Retour sur une campagne électorale qui n’en est pas une, puisqu’il n’y a apparemment pas d’enjeu qui puisse intéresser le citoyen, s’adresser à son intelligence et le stimuler. On a dit ce qu’il y avait à dire à propos du scandale des dépenses au Sénat, de la crise des migrants et du niqab. On devrait passer à autre chose. Or, le niqab et la question de la femme occupent encore pas mal les discours.

Lynton Crosby, ce conseiller dépêché d’Australie, spécialiste, dit-on, des «victoires clés en main», puise dans le fin fond de la psyché du citoyen pour en extraire un vote. Le premier ministre se fait le défenseur des valeurs québécoises et le protecteur de la condition féminine, alors qu’au sein du caucus conservateur, dira à juste titre le chef libéral, il y a plus d’hommes antiavortement que de femmes portant le niqab au Québec.

Afin de pouvoir poursuivre l’exercice, en ces temps de crises identitaires, il faut trouver le bouc émissaire parfait. Rien de mieux donc que de promettre la création d’une ligne téléphonique réservée au signalement de «pratiques culturelles barbares». Ce n’est pas le genre du Parti conservateur de «s’enfarger» dans les fleurs du tapis quand il s’exprime. Pourtant, le mot «barbare» porte une charge d’une rare violence, à l’image d’une politique guerrière en rupture avec le Canada tel qu’on l’a connu jusqu’ici, un pays accueillant et ouvert à la différence.

Faut-il dire, redire et répéter ad nauseam que porter le niqab en public crée un malaise, renvoyant à des coutumes tribales qui n’ont rien à voir avec l’islam? Ce fichu morceau de tissu est un instrument des salafistes, cette armée téléguidée par l’Arabie saoudite que notre gouvernement n’ose jamais critiquer ni condamner pour ses pratiques barbares, de peur de perdre des milliards en ventes d’armes.

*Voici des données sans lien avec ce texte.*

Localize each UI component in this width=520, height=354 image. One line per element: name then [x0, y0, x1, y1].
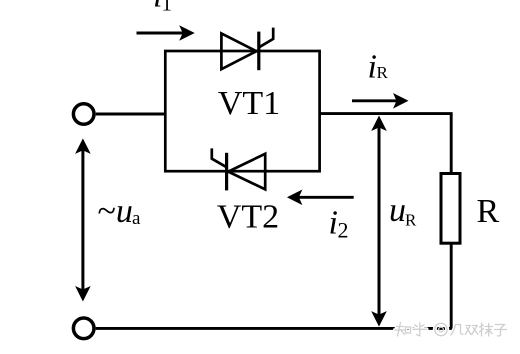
watermark glyph 袜: [480, 323, 493, 336]
output wire from box to load: [320, 112, 453, 115]
svg-text:R: R: [377, 63, 389, 82]
watermark glyph 子: [495, 325, 507, 337]
wire right vertical (bottom, resistor to bottom rail): [450, 244, 453, 330]
svg-text:R: R: [477, 193, 500, 230]
watermark glyph 知: [395, 323, 406, 337]
svg-text:~u: ~u: [98, 193, 133, 230]
svg-text:u: u: [389, 192, 406, 229]
watermark glyph 几: [451, 325, 463, 336]
terminal circle (top-left input): [73, 104, 94, 125]
thyristor VT2 cathode bar: [225, 153, 228, 191]
thyristor VT1 cathode bar: [257, 32, 260, 71]
watermark glyph 乎: [413, 323, 427, 336]
thyristor VT1 triangle (anode left, pointing right): [221, 33, 256, 69]
current arrow iR (points right): [352, 99, 397, 102]
resistor R body: [441, 174, 460, 244]
current arrow i1 (points right): [137, 32, 184, 35]
thyristor branch box: [165, 51, 319, 171]
watermark glyph 双: [465, 326, 478, 335]
svg-text:VT2: VT2: [217, 199, 279, 236]
svg-text:a: a: [132, 208, 141, 229]
watermark halo (white knockout under grey text): [395, 323, 507, 337]
wire right vertical (top, to resistor): [450, 114, 453, 173]
thyristor VT2 triangle (anode right, pointing left): [228, 154, 265, 190]
watermark glyph @: [435, 323, 447, 335]
svg-text:2: 2: [338, 218, 349, 243]
terminal circle (bottom-left input): [73, 318, 94, 339]
watermark text 知乎 @几双袜子 (grey strokes): [395, 323, 507, 337]
voltage arrow uR (double headed): [378, 127, 381, 315]
thyristor VT1 gate lead: [259, 28, 273, 48]
voltage arrow ua (double headed): [81, 150, 84, 290]
current arrow i2 (points left): [298, 196, 354, 199]
thyristor VT2 gate lead: [212, 148, 227, 167]
bottom wire (return rail): [96, 327, 453, 330]
svg-text:1: 1: [162, 0, 173, 16]
svg-text:VT1: VT1: [218, 85, 280, 122]
svg-text:R: R: [405, 211, 417, 230]
wire from top terminal to thyristor box: [96, 113, 167, 116]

Une politique d’intérêts qui en cache une autre. La ministre canadienne de l’Environnement, Leona Aglukkaq, vient d’apprendre que Montréal s’apprêtait à déverser dans le fleuve Saint-Laurent huit milliards de litres d’eaux usées. Son bureau était au fait de ce dossier depuis… un an. Or, ce n’est que cette semaine que la ministre a demandé à Montréal de suspendre l’opération. Cette stratégie pour gagner des votes à tout prix s’apparente ici à une armoire munie de tiroirs qu’on ouvre au gré des circonstances. Les tenants de l’exploitation des sables bitumineux se font maintenant les champions de la protection de l’environnement.

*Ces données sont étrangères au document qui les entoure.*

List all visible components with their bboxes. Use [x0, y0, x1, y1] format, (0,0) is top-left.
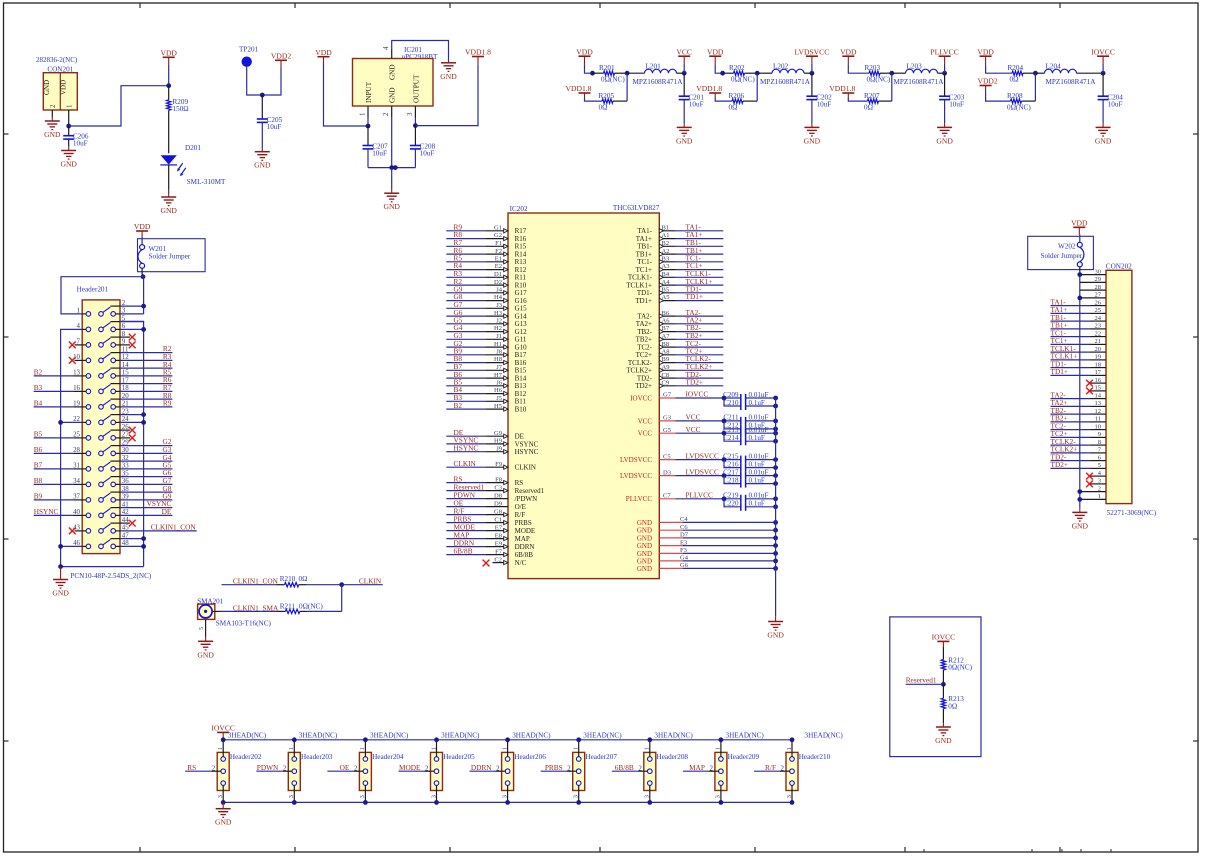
svg-text:J7: J7: [496, 364, 503, 371]
wire IOVCC rail: [223, 739, 792, 741]
svg-text:D9: D9: [494, 500, 502, 507]
jumper W202 Solder Jumper: [1028, 236, 1094, 269]
svg-text:VDD: VDD: [134, 222, 151, 231]
node junction bus GND E3: [773, 543, 778, 548]
wire/pin H5 net B2 (IC202 B10): [446, 408, 485, 410]
node junction bus C217: [773, 473, 778, 478]
svg-text:R17: R17: [515, 227, 527, 235]
wire Header202 pin1 stub: [222, 740, 224, 757]
svg-text:B2: B2: [662, 240, 670, 247]
ground (C205): [255, 151, 270, 153]
svg-text:Header209: Header209: [728, 753, 760, 761]
svg-text:B5: B5: [662, 287, 670, 294]
node junction C217/C218: [722, 473, 727, 478]
capacitor C208 10uF: [414, 126, 416, 146]
svg-text:TD2+: TD2+: [686, 378, 704, 387]
wire pin 42 net DE: [120, 514, 172, 516]
pin 43 no-connect X: [75, 530, 83, 532]
svg-text:R9: R9: [163, 399, 172, 408]
svg-text:B7: B7: [34, 461, 43, 470]
svg-text:G14: G14: [515, 312, 528, 320]
wire decoupling ground bus: [775, 398, 777, 616]
svg-text:VDD: VDD: [707, 47, 724, 56]
svg-text:3HEAD(NC): 3HEAD(NC): [228, 731, 267, 739]
wire pin 33 net G5: [120, 468, 172, 470]
wire/pin G5 power net VCC (IC202): [659, 432, 675, 434]
ground (SMA201): [198, 640, 213, 642]
wire R207 up to junction: [891, 73, 893, 101]
wire CON202 pin 17 net TD1+: [1051, 374, 1091, 376]
wire/pin F7 net 6B/8B (IC202 6B/8B): [446, 554, 485, 556]
ground (header rail): [216, 808, 231, 810]
svg-text:IOVCC: IOVCC: [686, 390, 709, 399]
wire Header202 pin2 net RS: [185, 770, 211, 772]
svg-text:R12: R12: [515, 266, 527, 274]
svg-text:D201: D201: [185, 144, 201, 152]
svg-text:H7: H7: [494, 372, 503, 379]
wire OUTPUT to VDD1.8: [415, 64, 478, 125]
Header201 row 10 pins 28/29/30: [86, 451, 91, 456]
svg-text:E8: E8: [495, 532, 502, 539]
wire Header207 pin3 stub: [578, 785, 580, 802]
capacitor C219 0.01uF: [740, 495, 742, 503]
Header201 row 14 pins 40/41/42: [86, 513, 91, 518]
wire/pin F9 net CLKIN (IC202 CLKIN): [446, 466, 485, 468]
svg-text:26: 26: [1095, 299, 1102, 306]
wire/pin J8 net B9 (IC202 B17): [446, 354, 485, 356]
capacitor C218 0.1uF: [724, 476, 741, 484]
wire pin 14 net R4: [120, 367, 172, 369]
svg-text:G1: G1: [494, 225, 502, 232]
svg-text:Header208: Header208: [657, 753, 689, 761]
pin 8 no-connect X: [120, 336, 130, 338]
svg-text:R204: R204: [1008, 64, 1024, 72]
inductor L202 MPZ1608R471A: [757, 72, 772, 74]
svg-text:23: 23: [1095, 323, 1102, 330]
svg-text:J9: J9: [496, 445, 502, 452]
node junction LVDSVCC / C202: [810, 71, 815, 76]
node junction C213/C214: [722, 431, 727, 436]
svg-text:10uF: 10uF: [949, 101, 964, 109]
svg-text:10uF: 10uF: [1108, 101, 1123, 109]
wire Header202 pin3 stub: [222, 785, 224, 802]
Header201 row 6 pins 16/17/18: [86, 389, 91, 394]
wire Header203 pin3 stub: [293, 785, 295, 802]
svg-text:2: 2: [50, 104, 57, 108]
svg-text:D3: D3: [663, 469, 671, 476]
wire CON202 pin 13 net TA2+: [1051, 405, 1091, 407]
wire pin 36 net G7: [120, 483, 172, 485]
svg-text:0Ω(NC): 0Ω(NC): [867, 76, 891, 84]
svg-text:C217: C217: [723, 468, 739, 476]
svg-text:D1: D1: [494, 271, 502, 278]
wire/pin J9 net HSYNC (IC202 HSYNC): [446, 451, 485, 453]
wire pin 6 to right bus: [120, 328, 144, 330]
wire/pin J6 net B5 (IC202 B13): [446, 385, 485, 387]
svg-text:10uF: 10uF: [267, 123, 282, 131]
node junction right bus pin 48: [141, 544, 146, 549]
wire Header205 pin3 stub: [436, 785, 438, 802]
node junction W201 / header bus: [141, 274, 146, 279]
svg-text:GND: GND: [637, 565, 652, 573]
svg-text:2: 2: [354, 765, 358, 772]
wire W202 to CON202 bus: [1079, 267, 1081, 275]
wire CON202 pin 5 net TD2+: [1051, 467, 1091, 469]
wire Header203 pin1 stub: [293, 740, 295, 757]
wire CON202 pin 8 net TCLK2-: [1051, 444, 1091, 446]
wire CON202 pin 11 net TB2+: [1051, 421, 1091, 423]
svg-text:TD1+: TD1+: [686, 292, 704, 301]
svg-text:0.01uF: 0.01uF: [749, 391, 769, 399]
node junction GND rail Header210: [790, 800, 795, 805]
node junction bus C210: [773, 404, 778, 409]
svg-text:HSYNC: HSYNC: [515, 448, 539, 456]
wire/pin B4 net TCLK1- (IC202 right): [659, 276, 675, 278]
svg-text:2: 2: [425, 765, 429, 772]
wire/pin C3 net Reserved1 (IC202 Reserved1): [446, 490, 485, 492]
svg-text:E2: E2: [495, 263, 502, 270]
svg-text:B2: B2: [34, 368, 43, 377]
wire/pin E2 net R4 (IC202 R12): [446, 269, 485, 271]
wire/pin E8 net MAP (IC202 MAP): [446, 538, 485, 540]
wire Header209 pin2 net MAP: [683, 770, 709, 772]
wire to PLLVCC: [944, 64, 946, 73]
node junction IOVCC rail Header209: [719, 737, 724, 742]
wire rail to ground: [391, 168, 393, 190]
svg-text:PLLVCC: PLLVCC: [626, 495, 653, 503]
wire Header210 pin1 stub: [791, 740, 793, 757]
wire/pin C7 power net PLLVCC (IC202): [659, 498, 675, 500]
node junction IOVCC rail Header206: [505, 737, 510, 742]
svg-text:SMA103-T16(NC): SMA103-T16(NC): [216, 619, 272, 627]
svg-text:3HEAD(NC): 3HEAD(NC): [370, 731, 409, 739]
svg-text:J3: J3: [496, 302, 502, 309]
Header201 row 2 pins 4/5/6: [86, 327, 91, 332]
wire/pin J3 net G7 (IC202 G15): [446, 307, 485, 309]
svg-text:VDD: VDD: [60, 80, 68, 95]
wire pin 19 net B4: [34, 406, 74, 408]
svg-text:27: 27: [1095, 292, 1102, 299]
node junction IOVCC rail Header210: [790, 737, 795, 742]
wire R208 up to junction: [1034, 73, 1036, 101]
svg-text:Solder Jumper: Solder Jumper: [1040, 252, 1082, 260]
wire/pin H4 net G8 (IC202 G16): [446, 300, 485, 302]
svg-text:0Ω: 0Ω: [1010, 76, 1019, 84]
svg-text:VDD: VDD: [576, 47, 593, 56]
wire net Reserved1: [906, 683, 944, 685]
svg-text:D7: D7: [680, 532, 689, 539]
wire CON202 pin 10 net TC2-: [1051, 429, 1091, 431]
svg-text:R14: R14: [515, 250, 527, 258]
svg-text:LVDSVCC: LVDSVCC: [686, 451, 720, 460]
wire CON202 pin 27 (bus): [1080, 297, 1106, 299]
svg-text:CON202: CON202: [1106, 262, 1132, 270]
svg-text:A3: A3: [662, 263, 670, 270]
wire IC201 pin1 stub: [367, 106, 369, 118]
wire CON202 pin 20 net TCLK1-: [1051, 351, 1091, 353]
svg-text:E9: E9: [495, 540, 502, 547]
svg-text:LVDSVCC: LVDSVCC: [795, 47, 830, 56]
svg-text:B9: B9: [34, 492, 43, 501]
svg-text:CLKIN1_CON: CLKIN1_CON: [233, 577, 279, 586]
ground (IC201 pin 4): [441, 62, 456, 64]
inductor L204 MPZ1608R471A: [1035, 72, 1044, 74]
wire/pin A7 net TB2+ (IC202 right): [659, 338, 675, 340]
wire pin 18 net R7: [120, 390, 172, 392]
svg-text:R211: R211: [280, 602, 296, 610]
svg-text:B5: B5: [34, 430, 43, 439]
svg-text:14: 14: [1095, 392, 1102, 399]
ground (CON202): [1072, 511, 1087, 513]
wire pin 16 net B3: [34, 390, 74, 392]
svg-text:GND: GND: [215, 818, 232, 827]
svg-text:13: 13: [1095, 400, 1102, 407]
svg-text:21: 21: [1095, 338, 1102, 345]
wire/pin A6 net TA2+ (IC202 right): [659, 323, 675, 325]
wire/pin E7 net MODE (IC202 MODE): [446, 530, 485, 532]
svg-text:GND: GND: [389, 87, 397, 103]
svg-text:15: 15: [1095, 385, 1102, 392]
svg-text:GND: GND: [936, 136, 953, 145]
wire/pin H3 net G6 (IC202 G14): [446, 315, 485, 317]
pin 9 no-connect X: [120, 344, 130, 346]
svg-text:16: 16: [1095, 377, 1102, 384]
svg-text:VDD: VDD: [840, 47, 857, 56]
svg-text:E7: E7: [495, 524, 503, 531]
svg-text:PLLVCC: PLLVCC: [930, 47, 958, 56]
wire/pin C4 GND (IC202): [659, 521, 683, 523]
wire CON202 pin 6 net TD2-: [1051, 460, 1091, 462]
wire CON202 pin 1 (bus): [1080, 498, 1106, 500]
svg-text:VCC: VCC: [686, 425, 701, 434]
svg-text:3HEAD(NC): 3HEAD(NC): [441, 731, 480, 739]
svg-text:C211: C211: [723, 414, 739, 422]
wire CON202 pin 30 (bus): [1080, 274, 1106, 276]
svg-text:C210: C210: [723, 399, 739, 407]
svg-text:IC202: IC202: [510, 205, 528, 213]
wire Header208 pin3 stub: [649, 785, 651, 802]
svg-text:19: 19: [1095, 354, 1102, 361]
ground (CON201 pin 2): [45, 120, 60, 122]
node junction L201 left: [625, 71, 630, 76]
inductor L203 MPZ1608R471A: [892, 72, 906, 74]
wire IC201 pin2 (GND) stub: [391, 106, 393, 118]
svg-text:OUTPUT: OUTPUT: [412, 74, 420, 103]
svg-text:C5: C5: [663, 453, 671, 460]
svg-text:B6: B6: [34, 445, 43, 454]
svg-text:10uF: 10uF: [817, 101, 832, 109]
svg-text:F8: F8: [495, 476, 502, 483]
svg-text:G7: G7: [663, 392, 672, 399]
node junction IC201 pin1 / C207: [366, 124, 371, 129]
wire CON202 pin 19 net TCLK1+: [1051, 359, 1091, 361]
svg-text:LVDSVCC: LVDSVCC: [620, 472, 652, 480]
svg-text:A8: A8: [662, 349, 670, 356]
svg-text:TC1+: TC1+: [636, 266, 652, 274]
node junction GND rail Header204: [363, 800, 368, 805]
resistor R208 0Ω(NC): [1011, 99, 1022, 103]
svg-text:THC63LVD827: THC63LVD827: [613, 204, 660, 212]
wire CON202 pin 29 (bus elbow): [1080, 281, 1106, 283]
wire Header205 pin2 net MODE: [399, 770, 425, 772]
wire pin 46 to left bus: [61, 545, 83, 547]
svg-text:Header205: Header205: [443, 753, 475, 761]
svg-text:Header204: Header204: [372, 753, 404, 761]
wire/pin A8 net TC2+ (IC202 right): [659, 354, 675, 356]
pin 15 no-connect X: [1091, 390, 1107, 392]
svg-text:L202: L202: [773, 63, 789, 71]
svg-text:0Ω: 0Ω: [599, 103, 608, 111]
wire CON202 pin 2 (bus): [1080, 491, 1106, 493]
svg-text:C216: C216: [723, 460, 739, 468]
svg-text:B1: B1: [662, 225, 670, 232]
wire VDD to R202: [714, 56, 716, 64]
wire/pin A3 net TC1+ (IC202 right): [659, 269, 675, 271]
wire/pin D8 net PDWN (IC202 /PDWN): [446, 498, 485, 500]
svg-text:GND: GND: [383, 202, 400, 211]
svg-text:G12: G12: [515, 328, 528, 336]
node junction R202 left: [720, 71, 725, 76]
node junction bus C211: [773, 419, 778, 424]
svg-text:C1: C1: [494, 516, 502, 523]
wire/pin E9 net DDRN (IC202 DDRN): [446, 546, 485, 548]
svg-text:IOVCC: IOVCC: [630, 394, 652, 402]
svg-text:A4: A4: [662, 279, 671, 286]
svg-text:E1: E1: [495, 256, 502, 263]
resistor R210 0ohm: [285, 583, 299, 587]
wire pin 29 net G2: [120, 445, 172, 447]
wire/pin A5 net TD1+ (IC202 right): [659, 300, 675, 302]
svg-text:B4: B4: [34, 399, 43, 408]
svg-text:20: 20: [1095, 346, 1102, 353]
node junction GND rail Header208: [647, 800, 652, 805]
wire Header207 pin2 net PRBS: [541, 770, 567, 772]
capacitor C201 10uF: [683, 73, 685, 96]
svg-text:R10: R10: [515, 281, 527, 289]
node junction bus GND F3: [773, 551, 778, 556]
svg-text:C209: C209: [723, 391, 739, 399]
wire Header209 pin3 stub: [720, 785, 722, 802]
svg-text:A6: A6: [662, 318, 671, 325]
svg-text:A5: A5: [662, 294, 670, 301]
wire pin 47 to right bus: [120, 538, 144, 540]
node junction GND rail Header205: [434, 800, 439, 805]
svg-text:0.01uF: 0.01uF: [749, 426, 769, 434]
ground (R213): [936, 726, 951, 728]
node junction PLLVCC / C203: [942, 71, 947, 76]
svg-text:PRBS: PRBS: [515, 519, 532, 527]
svg-text:0Ω(NC): 0Ω(NC): [299, 602, 323, 610]
capacitor C203 10uF: [944, 73, 946, 96]
wire W201 to header bus: [141, 268, 143, 276]
svg-text:C218: C218: [723, 476, 739, 484]
svg-text:B3: B3: [662, 256, 670, 263]
Header201 row 15 pins 43/44/45: [86, 529, 91, 534]
svg-text:MPZ1608R471A: MPZ1608R471A: [760, 78, 811, 86]
wire VDD2 to R208: [985, 86, 987, 91]
node junction Reserved1: [941, 682, 946, 687]
svg-text:R208: R208: [1007, 92, 1023, 100]
option box (Reserved1): [890, 617, 981, 757]
wire Header207 pin1 stub: [578, 740, 580, 757]
svg-text:2: 2: [283, 765, 287, 772]
svg-text:1: 1: [1098, 493, 1101, 500]
wire Header210 pin2 net R/F: [754, 770, 780, 772]
wire VDD net from CON201 to R209 column: [69, 86, 169, 126]
svg-text:H5: H5: [494, 403, 502, 410]
svg-text:DDRN: DDRN: [471, 763, 492, 772]
svg-text:0.1uF: 0.1uF: [749, 476, 765, 484]
svg-text:3HEAD(NC): 3HEAD(NC): [299, 731, 338, 739]
svg-text:W202: W202: [1058, 243, 1076, 251]
svg-text:LVDSVCC: LVDSVCC: [620, 456, 652, 464]
wire/pin H2 net G4 (IC202 G12): [446, 331, 485, 333]
svg-text:GND: GND: [440, 72, 457, 81]
svg-text:B12: B12: [515, 390, 527, 398]
wire/pin H9 net VSYNC (IC202 VSYNC): [446, 443, 485, 445]
wire/pin G6 GND (IC202): [659, 567, 683, 569]
svg-text:F7: F7: [495, 548, 503, 555]
ground (D201): [161, 196, 176, 198]
svg-text:Header201: Header201: [77, 286, 109, 294]
svg-text:Solder Jumper: Solder Jumper: [149, 252, 191, 260]
wire CON202 pin 23 net TB1+: [1051, 328, 1091, 330]
svg-text:25: 25: [1095, 307, 1102, 314]
resistor R207 0Ω: [868, 99, 879, 103]
wire/pin G4 GND (IC202): [659, 560, 683, 562]
svg-text:6B/8B: 6B/8B: [454, 546, 473, 555]
svg-text:L203: L203: [907, 63, 923, 71]
svg-text:B6: B6: [662, 310, 670, 317]
wire CON202 pin 26 net TA1-: [1051, 305, 1091, 307]
svg-text:GND: GND: [197, 650, 214, 659]
svg-text:CLKIN: CLKIN: [515, 464, 536, 472]
svg-text:CLKIN1_SMA: CLKIN1_SMA: [233, 603, 279, 612]
svg-text:LVDSVCC: LVDSVCC: [686, 467, 720, 476]
svg-text:H4: H4: [494, 294, 503, 301]
wire/pin F8 net RS (IC202 RS): [446, 482, 485, 484]
svg-text:6B/8B: 6B/8B: [615, 763, 634, 772]
svg-text:H9: H9: [494, 438, 502, 445]
wire pin 22 to left bus: [61, 421, 83, 423]
wire R205 up to junction: [626, 73, 628, 101]
svg-text:B16: B16: [515, 359, 527, 367]
wire SMA201 to R211: [212, 610, 220, 612]
svg-text:C9: C9: [662, 380, 670, 387]
svg-text:0Ω: 0Ω: [948, 702, 957, 710]
wire CON202 pin 21 net TC1+: [1051, 343, 1091, 345]
svg-text:Reserved1: Reserved1: [906, 676, 937, 685]
svg-text:0.01uF: 0.01uF: [749, 468, 769, 476]
wire Header201 right bus (VDD): [143, 277, 145, 314]
wire pin 17 net R6: [120, 383, 172, 385]
pin 4 no-connect X: [1091, 475, 1107, 477]
wire Header208 pin2 net 6B/8B: [612, 770, 638, 772]
svg-text:C6: C6: [680, 524, 688, 531]
svg-text:C215: C215: [723, 452, 739, 460]
capacitor C210 0.1uF: [724, 398, 741, 406]
wire/pin D2 net R2 (IC202 R10): [446, 284, 485, 286]
svg-text:J5: J5: [496, 395, 502, 402]
svg-text:CLKIN: CLKIN: [359, 577, 382, 586]
capacitor C209 0.01uF: [740, 394, 742, 402]
wire/pin B5 net TD1- (IC202 right): [659, 292, 675, 294]
wire/pin D7 GND (IC202): [659, 537, 683, 539]
svg-text:0.1uF: 0.1uF: [749, 460, 765, 468]
svg-text:VDD1.8: VDD1.8: [465, 48, 491, 57]
wire/pin C6 GND (IC202): [659, 529, 683, 531]
resistor R204 0Ω: [1012, 71, 1023, 75]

Pourtant, le bilan des conservateurs est très peu reluisant, pour ne parler que du domaine de l’environnement. Le gouvernement conservateur nous a habitués au fait accompli. Au fond, n’est-il pas vrai qu’il a toujours fait ce qu’il a dit? Pas de surprise, donc, pour ceux qui sont rompus à la chose politique. Ils savent que Le Prince, de Machiavel, est et restera le livre de chevet de ceux qui nous gouvernent.